The key educational resources used in the TIMELY program include online modules tailored to the learning needs of rheumatologists, nephrologists and dermatologists, and modules for community health workers. These materials are designed to prepare participants to conduct outreach and education on clinical trials with Black and Latinx patients. The program is currently being employed and evaluated in North Carolina and western New York under the leadership of Dr. Sheikh and Allen P. Anandarajah, MD, MBBS, professor of medicine, Division of Allergy/Immunology and Rheumatology, University of Rochester, New York.
The U.S. South
Pamela Payne-Foster, MD, MPH, professor of community and population health, University of Alabama, Tuscaloosa, discussed the Deep South Health Equity Lupus Education Project (DS HELP), which seeks to increase the participation of patients with lupus, primary care providers and health disparity researchers and clinicians who are Black in clinical trials for lupus. The interventions for these groups include existing resources, such as the online Lupus Conversations program and the MIMICT program from the ACR. Other new resources include a conference using innovative approaches to disseminate information and a lupus research development program for both clinicians and biosocial researchers who work in predominantly Black communities.

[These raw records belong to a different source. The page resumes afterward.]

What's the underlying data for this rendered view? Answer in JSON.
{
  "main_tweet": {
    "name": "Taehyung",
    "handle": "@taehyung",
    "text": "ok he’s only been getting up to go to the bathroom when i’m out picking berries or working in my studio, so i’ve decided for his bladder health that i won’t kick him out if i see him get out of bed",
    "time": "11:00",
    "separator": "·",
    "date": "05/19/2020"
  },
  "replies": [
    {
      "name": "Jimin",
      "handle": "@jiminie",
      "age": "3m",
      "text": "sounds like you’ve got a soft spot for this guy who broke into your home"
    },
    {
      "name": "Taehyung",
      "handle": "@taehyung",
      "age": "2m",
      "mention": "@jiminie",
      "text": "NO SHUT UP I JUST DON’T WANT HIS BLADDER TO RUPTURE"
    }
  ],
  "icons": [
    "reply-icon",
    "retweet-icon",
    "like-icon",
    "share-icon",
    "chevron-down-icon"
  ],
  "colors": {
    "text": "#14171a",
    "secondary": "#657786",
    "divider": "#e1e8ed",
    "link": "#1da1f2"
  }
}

Although the recruitment of participants for DS HELP was challenging, Dr. Payne-Foster noted that interesting lessons were learned through discussions in the program. Concerns about the distances between clinical trial sites and patients’ homes, fear of side effects from experimental medications and unease about the possibility of increased disease activity resulting from participating in trials were all raised.
Nurses
Finally, Joy Buie, PhD, MSCR, RN, director of research, Lupus Foundation of America, Charleston, S.C., discussed the Increasing Minority Participation and Awareness in Clinical Trials (IMPACT+) initiative. The goals of this program are threefold:
- To use an accredited curriculum to increase the knowledge of nurses about clinical trials and use the Popular Opinion Leader model to encourage the participation of Black patients in lupus trials;
- To educate people with lupus about clinical trials and the barriers to enrollment; and
- To determine the feasibility of using patient navigator-led clinical trial educational initiatives to increase Black participation in trials.
The training was built on the Rheumatology Nurses Society Lupus Conversations course and was delivered at a virtual summit in April 2022. The program taught nurses about lupus health disparities, outreach to geographically and demographically at-risk communities, and treatment options, including clinical trial participation. (View the online program for continuing nursing education credit until April 2024.)